A person in this position feels abandoned, as well as isolated. Few options are available. Hence, depression in these cases often continues unchecked, wreaking havoc in the life of clergy.
Conclusion
“Physician heal thyself” (Luke 4:23, KJV). Most people do not think of members of the clergy as needing a healer, but the literature makes it clear that clergy are as susceptible to burnout and depression as are their congregants. With this awareness, certain conclusions can and should be drawn. First, it would be beneficial to have a method of early detection for burnout and depression in clergy. Since younger and less experienced ministers are more susceptible to depression, it would be wise for church leaders to use a measure (such as the Maslach scale for burnout) early in clergy careers. A required test, along with a psychological profile and some preventive therapy, could keep many a young minister from burnout and depression. Denominational leaders need to be educated and insist their clergy be educated as well.

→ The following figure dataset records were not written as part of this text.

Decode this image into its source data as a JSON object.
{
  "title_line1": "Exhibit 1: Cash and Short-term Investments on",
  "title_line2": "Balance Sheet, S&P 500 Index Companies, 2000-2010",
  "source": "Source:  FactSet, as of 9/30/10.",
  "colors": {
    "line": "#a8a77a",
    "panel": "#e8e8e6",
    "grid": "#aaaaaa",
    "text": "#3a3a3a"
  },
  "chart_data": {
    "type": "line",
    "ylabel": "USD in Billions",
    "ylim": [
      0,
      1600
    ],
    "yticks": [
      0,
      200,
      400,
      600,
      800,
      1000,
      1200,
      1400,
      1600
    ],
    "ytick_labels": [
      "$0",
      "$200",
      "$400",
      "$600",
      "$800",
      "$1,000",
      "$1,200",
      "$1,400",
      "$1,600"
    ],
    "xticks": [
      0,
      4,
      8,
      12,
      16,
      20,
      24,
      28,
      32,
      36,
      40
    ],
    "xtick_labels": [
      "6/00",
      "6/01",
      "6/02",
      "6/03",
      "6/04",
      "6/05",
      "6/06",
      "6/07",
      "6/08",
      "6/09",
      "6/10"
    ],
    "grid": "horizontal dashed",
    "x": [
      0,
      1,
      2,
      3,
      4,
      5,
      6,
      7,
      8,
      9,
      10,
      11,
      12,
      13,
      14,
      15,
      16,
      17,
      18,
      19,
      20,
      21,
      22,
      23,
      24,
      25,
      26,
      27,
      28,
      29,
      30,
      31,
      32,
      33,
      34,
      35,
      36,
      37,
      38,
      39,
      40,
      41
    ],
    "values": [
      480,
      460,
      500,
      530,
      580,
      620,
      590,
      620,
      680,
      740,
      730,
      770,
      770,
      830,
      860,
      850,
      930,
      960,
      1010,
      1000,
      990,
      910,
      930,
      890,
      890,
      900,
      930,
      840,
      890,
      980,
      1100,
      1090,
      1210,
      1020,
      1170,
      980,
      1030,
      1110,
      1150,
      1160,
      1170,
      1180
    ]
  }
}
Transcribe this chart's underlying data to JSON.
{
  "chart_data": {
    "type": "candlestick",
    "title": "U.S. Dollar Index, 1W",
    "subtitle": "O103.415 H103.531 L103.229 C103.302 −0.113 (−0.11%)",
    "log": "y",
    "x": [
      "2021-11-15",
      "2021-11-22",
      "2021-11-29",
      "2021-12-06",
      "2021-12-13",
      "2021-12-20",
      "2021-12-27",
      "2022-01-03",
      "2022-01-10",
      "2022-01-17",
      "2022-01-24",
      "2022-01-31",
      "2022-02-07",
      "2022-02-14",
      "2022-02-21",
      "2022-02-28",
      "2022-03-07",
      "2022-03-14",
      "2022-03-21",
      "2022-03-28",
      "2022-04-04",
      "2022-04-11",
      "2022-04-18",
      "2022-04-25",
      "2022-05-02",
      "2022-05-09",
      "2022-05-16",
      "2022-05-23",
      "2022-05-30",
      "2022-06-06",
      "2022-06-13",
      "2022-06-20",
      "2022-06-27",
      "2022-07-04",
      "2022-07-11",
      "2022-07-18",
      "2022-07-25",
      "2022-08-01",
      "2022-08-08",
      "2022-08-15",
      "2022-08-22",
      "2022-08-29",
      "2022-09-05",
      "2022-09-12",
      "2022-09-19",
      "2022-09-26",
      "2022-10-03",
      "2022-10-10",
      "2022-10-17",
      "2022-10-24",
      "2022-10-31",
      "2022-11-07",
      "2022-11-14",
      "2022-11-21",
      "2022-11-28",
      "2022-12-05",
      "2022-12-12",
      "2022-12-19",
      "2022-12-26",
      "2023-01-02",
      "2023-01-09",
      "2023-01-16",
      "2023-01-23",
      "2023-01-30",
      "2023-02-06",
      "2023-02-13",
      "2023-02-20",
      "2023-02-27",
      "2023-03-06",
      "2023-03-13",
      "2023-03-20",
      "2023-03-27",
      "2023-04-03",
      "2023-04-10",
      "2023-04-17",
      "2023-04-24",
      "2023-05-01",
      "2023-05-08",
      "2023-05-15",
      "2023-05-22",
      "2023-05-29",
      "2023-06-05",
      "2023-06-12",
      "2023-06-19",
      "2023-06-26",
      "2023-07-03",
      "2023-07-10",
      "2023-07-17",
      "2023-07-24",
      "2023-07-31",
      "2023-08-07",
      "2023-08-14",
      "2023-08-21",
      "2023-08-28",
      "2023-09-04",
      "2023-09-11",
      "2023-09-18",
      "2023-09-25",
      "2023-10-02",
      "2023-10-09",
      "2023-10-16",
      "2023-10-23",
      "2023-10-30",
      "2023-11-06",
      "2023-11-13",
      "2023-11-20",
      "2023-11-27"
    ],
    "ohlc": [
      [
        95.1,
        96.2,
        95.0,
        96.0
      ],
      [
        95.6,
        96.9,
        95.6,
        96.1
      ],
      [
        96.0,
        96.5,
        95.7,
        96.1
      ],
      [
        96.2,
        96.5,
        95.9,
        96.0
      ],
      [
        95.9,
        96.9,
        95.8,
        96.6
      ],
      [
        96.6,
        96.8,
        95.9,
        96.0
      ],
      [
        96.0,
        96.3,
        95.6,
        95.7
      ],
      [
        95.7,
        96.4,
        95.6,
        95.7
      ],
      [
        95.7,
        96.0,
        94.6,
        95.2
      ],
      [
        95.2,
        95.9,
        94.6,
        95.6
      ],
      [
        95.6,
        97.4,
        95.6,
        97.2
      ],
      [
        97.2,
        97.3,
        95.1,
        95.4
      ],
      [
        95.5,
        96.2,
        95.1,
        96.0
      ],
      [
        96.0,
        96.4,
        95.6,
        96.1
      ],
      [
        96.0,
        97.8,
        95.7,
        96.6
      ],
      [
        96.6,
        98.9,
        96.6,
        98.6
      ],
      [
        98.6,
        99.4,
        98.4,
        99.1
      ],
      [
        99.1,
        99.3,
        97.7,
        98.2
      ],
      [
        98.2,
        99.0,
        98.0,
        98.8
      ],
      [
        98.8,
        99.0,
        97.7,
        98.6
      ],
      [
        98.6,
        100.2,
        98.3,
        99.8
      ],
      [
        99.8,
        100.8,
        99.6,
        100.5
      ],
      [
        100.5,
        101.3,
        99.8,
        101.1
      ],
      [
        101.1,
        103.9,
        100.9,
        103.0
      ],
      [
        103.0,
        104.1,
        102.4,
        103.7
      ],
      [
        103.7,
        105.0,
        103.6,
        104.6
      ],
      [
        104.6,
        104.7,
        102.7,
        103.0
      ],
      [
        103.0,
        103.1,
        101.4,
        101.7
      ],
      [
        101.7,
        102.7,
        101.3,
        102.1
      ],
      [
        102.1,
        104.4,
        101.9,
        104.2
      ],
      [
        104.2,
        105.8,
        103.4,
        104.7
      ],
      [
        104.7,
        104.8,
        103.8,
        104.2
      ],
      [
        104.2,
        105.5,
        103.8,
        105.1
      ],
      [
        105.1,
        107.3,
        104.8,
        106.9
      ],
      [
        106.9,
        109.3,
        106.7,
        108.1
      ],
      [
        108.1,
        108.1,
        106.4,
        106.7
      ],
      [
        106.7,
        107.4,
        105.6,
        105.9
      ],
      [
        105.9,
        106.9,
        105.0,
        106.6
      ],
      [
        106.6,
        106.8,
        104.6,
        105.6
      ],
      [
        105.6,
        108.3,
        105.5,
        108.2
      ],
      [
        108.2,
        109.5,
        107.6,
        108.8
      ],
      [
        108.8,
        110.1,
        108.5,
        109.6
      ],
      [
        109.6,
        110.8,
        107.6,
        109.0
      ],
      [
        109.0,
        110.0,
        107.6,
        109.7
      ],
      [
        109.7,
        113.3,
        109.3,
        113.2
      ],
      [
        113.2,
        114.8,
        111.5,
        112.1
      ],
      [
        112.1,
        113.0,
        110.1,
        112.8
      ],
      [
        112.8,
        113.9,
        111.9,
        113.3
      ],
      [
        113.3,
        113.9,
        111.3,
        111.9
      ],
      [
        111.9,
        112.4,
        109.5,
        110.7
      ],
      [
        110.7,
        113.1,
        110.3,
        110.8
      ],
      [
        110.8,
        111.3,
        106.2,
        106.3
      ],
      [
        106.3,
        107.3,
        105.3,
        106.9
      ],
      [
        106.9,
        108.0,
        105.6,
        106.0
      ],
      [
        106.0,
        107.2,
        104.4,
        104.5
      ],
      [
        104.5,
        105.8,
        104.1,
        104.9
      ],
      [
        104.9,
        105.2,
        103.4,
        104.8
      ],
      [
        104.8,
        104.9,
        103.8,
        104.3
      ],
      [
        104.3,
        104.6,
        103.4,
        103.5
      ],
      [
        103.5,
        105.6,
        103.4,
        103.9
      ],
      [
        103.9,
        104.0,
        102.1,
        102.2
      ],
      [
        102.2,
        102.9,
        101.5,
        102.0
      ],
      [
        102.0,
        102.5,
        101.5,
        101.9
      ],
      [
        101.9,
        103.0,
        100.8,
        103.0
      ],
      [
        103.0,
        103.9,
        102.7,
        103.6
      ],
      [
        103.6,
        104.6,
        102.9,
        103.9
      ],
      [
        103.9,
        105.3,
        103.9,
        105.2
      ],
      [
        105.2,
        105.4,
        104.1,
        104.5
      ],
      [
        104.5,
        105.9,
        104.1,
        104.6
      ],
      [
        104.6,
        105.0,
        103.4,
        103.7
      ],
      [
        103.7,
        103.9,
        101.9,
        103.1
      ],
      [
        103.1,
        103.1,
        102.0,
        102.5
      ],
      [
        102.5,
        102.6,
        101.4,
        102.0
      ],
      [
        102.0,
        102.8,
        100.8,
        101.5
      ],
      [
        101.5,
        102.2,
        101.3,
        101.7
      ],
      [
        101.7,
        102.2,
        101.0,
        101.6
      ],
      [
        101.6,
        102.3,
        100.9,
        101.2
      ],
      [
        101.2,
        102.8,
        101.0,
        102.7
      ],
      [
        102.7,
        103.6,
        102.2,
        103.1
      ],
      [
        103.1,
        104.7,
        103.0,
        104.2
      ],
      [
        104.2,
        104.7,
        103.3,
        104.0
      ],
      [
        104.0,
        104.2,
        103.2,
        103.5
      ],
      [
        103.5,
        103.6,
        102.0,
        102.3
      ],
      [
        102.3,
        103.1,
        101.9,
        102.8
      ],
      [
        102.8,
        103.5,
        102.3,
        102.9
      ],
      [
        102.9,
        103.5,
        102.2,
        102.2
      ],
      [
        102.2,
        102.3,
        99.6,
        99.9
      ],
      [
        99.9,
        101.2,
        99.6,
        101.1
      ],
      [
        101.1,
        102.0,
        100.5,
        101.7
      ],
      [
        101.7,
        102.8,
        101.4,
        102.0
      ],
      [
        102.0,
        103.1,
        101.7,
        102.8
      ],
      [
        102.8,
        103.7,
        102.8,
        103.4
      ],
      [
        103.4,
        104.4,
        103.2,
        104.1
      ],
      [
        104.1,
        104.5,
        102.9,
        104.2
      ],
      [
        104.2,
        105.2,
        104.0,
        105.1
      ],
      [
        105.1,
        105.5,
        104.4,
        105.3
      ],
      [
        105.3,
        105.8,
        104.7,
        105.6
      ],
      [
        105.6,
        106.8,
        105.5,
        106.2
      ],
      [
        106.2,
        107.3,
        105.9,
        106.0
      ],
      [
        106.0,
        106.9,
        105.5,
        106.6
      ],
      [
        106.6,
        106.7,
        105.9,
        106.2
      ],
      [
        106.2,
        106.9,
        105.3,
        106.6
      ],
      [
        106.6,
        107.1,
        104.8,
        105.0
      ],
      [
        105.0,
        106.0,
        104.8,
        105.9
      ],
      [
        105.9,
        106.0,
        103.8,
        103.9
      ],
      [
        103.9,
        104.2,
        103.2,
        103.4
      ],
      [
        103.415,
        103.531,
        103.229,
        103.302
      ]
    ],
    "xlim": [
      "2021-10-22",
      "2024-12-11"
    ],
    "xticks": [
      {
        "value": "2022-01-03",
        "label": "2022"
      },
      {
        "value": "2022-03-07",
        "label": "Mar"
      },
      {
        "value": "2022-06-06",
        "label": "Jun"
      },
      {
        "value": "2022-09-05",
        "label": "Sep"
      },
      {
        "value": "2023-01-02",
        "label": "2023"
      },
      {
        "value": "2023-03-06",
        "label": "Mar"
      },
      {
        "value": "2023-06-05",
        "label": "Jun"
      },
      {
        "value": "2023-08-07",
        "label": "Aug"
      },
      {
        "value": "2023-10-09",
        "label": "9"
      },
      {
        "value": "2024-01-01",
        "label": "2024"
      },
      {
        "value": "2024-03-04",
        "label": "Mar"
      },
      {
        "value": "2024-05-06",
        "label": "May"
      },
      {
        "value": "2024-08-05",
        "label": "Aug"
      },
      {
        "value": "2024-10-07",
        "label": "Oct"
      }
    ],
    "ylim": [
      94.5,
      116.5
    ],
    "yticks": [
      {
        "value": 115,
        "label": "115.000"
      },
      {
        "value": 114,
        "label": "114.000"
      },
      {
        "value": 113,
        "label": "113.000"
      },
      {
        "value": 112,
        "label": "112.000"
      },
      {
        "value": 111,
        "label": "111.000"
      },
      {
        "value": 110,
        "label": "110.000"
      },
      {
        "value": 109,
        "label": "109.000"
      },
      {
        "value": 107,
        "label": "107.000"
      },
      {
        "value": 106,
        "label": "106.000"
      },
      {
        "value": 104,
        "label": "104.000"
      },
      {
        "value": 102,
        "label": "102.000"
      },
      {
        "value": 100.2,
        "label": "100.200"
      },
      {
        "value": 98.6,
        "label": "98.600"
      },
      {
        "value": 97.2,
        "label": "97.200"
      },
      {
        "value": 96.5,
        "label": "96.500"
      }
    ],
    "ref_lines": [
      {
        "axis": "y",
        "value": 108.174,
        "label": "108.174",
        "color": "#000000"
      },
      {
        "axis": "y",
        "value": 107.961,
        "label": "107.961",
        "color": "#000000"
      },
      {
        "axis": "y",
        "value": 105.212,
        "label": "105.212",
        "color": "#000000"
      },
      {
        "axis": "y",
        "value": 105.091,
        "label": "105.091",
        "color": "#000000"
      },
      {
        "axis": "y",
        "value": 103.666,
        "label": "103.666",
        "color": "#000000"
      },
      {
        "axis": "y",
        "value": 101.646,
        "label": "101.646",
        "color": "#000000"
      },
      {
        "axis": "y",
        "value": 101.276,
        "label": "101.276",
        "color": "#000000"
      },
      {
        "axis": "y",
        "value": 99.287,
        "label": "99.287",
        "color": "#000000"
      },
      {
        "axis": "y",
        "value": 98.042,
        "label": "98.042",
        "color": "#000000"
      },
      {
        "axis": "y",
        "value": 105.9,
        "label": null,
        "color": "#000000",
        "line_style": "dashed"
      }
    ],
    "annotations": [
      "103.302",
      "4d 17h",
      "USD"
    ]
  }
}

Second, understanding the religious views and cultural belief systems of each clergy/client is helpful and necessary for the clinician. Previously, the therapist did not concern him or herself with such matters. However, current studies show that the spiritual aspect of the client is another important dimension of the patient’s soul. It should not be ignored. Most clergy have strong belief systems and often find themselves trapped in a personality type that causes them to struggle with the minutiae of principles about those beliefs. Combined with the external factors that affect all clergy in some ways, many are in danger of succumbing to burnout and depression. They are in need of spiritual help. Jesus said, “They that be whole need not a physician, but they that are sick” (Matthew 9:12, KJV). Who will heal the shepherds?
Third, further research is needed on the treatment for burnout and depression. New information on therapeutic, pharmacological, and spiritual interventions would help not only clergy, but also many others who suffer from depression. Many treatments for depression in clergy can also help people in other occupations.
Finally, clergy need education to realize that depression is not necessarily evil or due to a lack of faith. The reasons for depression are numerous, and treatment varies; however, healing may begin with the knowledge that sometimes depression is simply a part of human development.